Plant height is the leading dimension of the global spectrum of form and function (Díaz et al. 2016), a prominent trait defining plant strategies (Westoby 1998; Pierce et al. 2013) and as Westobyet al. (2002) states: “[…] the quantitative trait that has been adopted by virtually everyone doing comparative plant ecology”. A decrease in plant height along gradients of decreasing water availability relies on two assumptions that act together in the field conditions. First is the simple premise that plant growth and biomass production are reduced under water limitation (Schulze et al. 1987). Second is the ‘hydraulic limitation hypothesis’ (Ryanet al. 2006), which states that with increasing height increases also the difficulty to supply leaves with water and the risk of embolism, leading to stomata closure, decrease in photosynthesis, and less carbon available for growth.

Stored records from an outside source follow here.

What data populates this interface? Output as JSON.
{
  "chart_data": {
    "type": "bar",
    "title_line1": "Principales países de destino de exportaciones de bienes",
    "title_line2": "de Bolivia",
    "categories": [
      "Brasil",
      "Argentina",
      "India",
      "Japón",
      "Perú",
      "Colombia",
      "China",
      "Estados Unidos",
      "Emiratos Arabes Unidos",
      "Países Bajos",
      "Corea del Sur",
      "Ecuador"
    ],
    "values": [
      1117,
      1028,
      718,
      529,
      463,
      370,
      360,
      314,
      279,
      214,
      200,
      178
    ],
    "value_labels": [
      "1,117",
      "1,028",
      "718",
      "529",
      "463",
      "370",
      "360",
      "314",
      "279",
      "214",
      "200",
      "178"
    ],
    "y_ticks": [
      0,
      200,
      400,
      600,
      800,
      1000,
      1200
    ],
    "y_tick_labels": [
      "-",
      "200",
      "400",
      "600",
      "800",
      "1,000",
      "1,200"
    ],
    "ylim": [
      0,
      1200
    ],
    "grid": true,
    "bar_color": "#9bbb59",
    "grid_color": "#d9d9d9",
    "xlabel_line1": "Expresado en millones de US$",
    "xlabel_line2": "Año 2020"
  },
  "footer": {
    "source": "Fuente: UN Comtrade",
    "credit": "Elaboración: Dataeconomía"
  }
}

An important factor to be considered when investigating the coordination among different traits possibly related to the same function (i.e. water availability) is whether such a relationship is biophysically based, and thus transferable to all plant species, or whether it is reflecting the adaptations typical for a certain plant functional type (PFT) or a phylogenetic clade. If two traits are related in the same way within different PFTs, or the relation holds when accounting for phylogenetic relatedness between species, it would suggest that whenever there was an evolutionary change in one trait in one direction, it coincided with an evolutionary change of a second trait in the same direction due to adaptations to the same selection pressure (‘selective correlation’; Stebbins 1950; Felsenstein 2004).
Here, we screened 122 temperate grassland species from different plant functional types (forbs and graminoids) across a broad range of water availability conditions in European temperate grasslands (from dry through mesic to wet grasslands). We assessed the relationships between πtlpand other traits related to plant drought tolerance on the leaf and the whole-plant level. We hypothesized that higher physiological leaf-level dehydration tolerance (more negative πtlp) will be coordinated with (1) physiological trait represented by higher intrinsic water use efficiency (iWUE) measured as δ13C; (2) lower values of the specific leaf area (SLA) associated with less acquisitive species within the leaf economics spectrum; (3) leaf-level morphological trait represented by higher leaf dry matter content (LDMC); (4) plant stature represented by smaller maximum vegetative height. We further investigated whether the aforementioned relationships are biophysically-based, and therefore general, or driven by the differences inherent in the major plant functional types and/or inherent in different phylogenetic clades.